The variable iswloop is the current Schwarz loop and nsloops is the number of Schwarz loops for the given time of simulation and Schwarz window size. For 5 days with a window of 1 day nsloops=5.

Inside the Schwarz repeating loop DO WHILE ( kswr <= mswr .AND. nstop == 0 ), in the time stepping loop, istp starts at the value nit000 + (iswloop-1)*ntsinswr and finishes at nit000+iswloop*ntsinswr-1.

This allows istp to take the value it would have for the current Schwarz window if no sub-iteration was done: setting mswr=1 gives you the original time stepping.

The Schwarz parameters are initialized (or computed) before entering the time loops, before and after the call to nemo_init depending on what is needed:

```      ntsinswr = 1 !! set to allow fldread in nemo_init before computation of schwarz indices
kswr = 0     !! set here to allow day_init to set nitrst properly

WRITE(numout,*) "ntsinswr = ",ntsinswr

!                            !-----------------------!
CALL nemo_init               !==  Initialisations  ==!
!                            !-----------------------!

!! set integer constants for computation
!      ncplfrq  = 86400 !cpl_freq( 'O_QnsMix' ) read in namrun (nemoinit)
ntsinswr = ncplfrq / INT(rdt)
nsloops  = (nitend-nit000+1)/ntsinswr

!! outputs to check values
IF(lwp) THEN                  ! control print
WRITE(numout,*)
WRITE(numout,*) ' computation of loop indices for schwarz computation '
WRITE(numout,*) '   nit000   = ',nit000
WRITE(numout,*) '   nitend   = ',nitend
WRITE(numout,*) '   rdt      = ',rdt
WRITE(numout,*) '   ncplfrq  = ',ncplfrq
WRITE(numout,*) '   ntsinswr = ',ntsinswr
WRITE(numout,*) '   nsloops  = ',nsloops
WRITE(numout,*) '   mswr     = ',mswr
WRITE(numout,*) '   nitrst   = ',nitrst
ENDIF

```

There is also an "absolute" time step counter : istpswz which is incremented at each time step including those repeated for the Schwarz algorithm. It is needed for the coupling with OASIS.

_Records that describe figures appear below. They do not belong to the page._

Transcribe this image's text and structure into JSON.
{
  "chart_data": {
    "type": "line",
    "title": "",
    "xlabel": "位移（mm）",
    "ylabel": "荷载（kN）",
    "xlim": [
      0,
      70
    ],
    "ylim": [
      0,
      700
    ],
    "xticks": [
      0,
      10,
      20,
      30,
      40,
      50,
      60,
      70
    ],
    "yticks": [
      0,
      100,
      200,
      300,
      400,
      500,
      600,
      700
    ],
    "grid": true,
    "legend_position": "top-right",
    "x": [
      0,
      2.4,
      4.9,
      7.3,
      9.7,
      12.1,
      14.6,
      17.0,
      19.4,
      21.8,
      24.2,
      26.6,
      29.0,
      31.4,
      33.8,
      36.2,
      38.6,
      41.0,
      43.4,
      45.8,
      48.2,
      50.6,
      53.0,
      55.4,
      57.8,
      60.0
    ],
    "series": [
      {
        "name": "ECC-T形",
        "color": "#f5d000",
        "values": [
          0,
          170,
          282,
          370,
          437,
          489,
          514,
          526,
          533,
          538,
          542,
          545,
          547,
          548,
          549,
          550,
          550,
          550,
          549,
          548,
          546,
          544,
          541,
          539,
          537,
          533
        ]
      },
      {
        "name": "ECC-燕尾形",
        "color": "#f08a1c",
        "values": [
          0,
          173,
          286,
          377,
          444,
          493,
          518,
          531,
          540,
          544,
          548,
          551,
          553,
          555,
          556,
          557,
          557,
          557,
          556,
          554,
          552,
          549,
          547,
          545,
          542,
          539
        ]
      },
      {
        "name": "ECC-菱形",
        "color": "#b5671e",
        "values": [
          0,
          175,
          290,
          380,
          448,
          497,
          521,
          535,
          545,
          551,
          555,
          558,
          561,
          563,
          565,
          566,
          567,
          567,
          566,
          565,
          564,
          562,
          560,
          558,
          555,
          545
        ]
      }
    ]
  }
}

### The Schwarz algorithm: storing and restoring

The Schwarz algorithm is implemented by storing and restoring the state of the ocean and ice at the proper times.

The routines used to store and restore a state are all in schwarz.F90 which is a new subroutine.

The storing is done just before the schwarz looping is done: inside iswloop loop, before kswr loop. Like this we are sure to store the initial condition of a schwarz loop.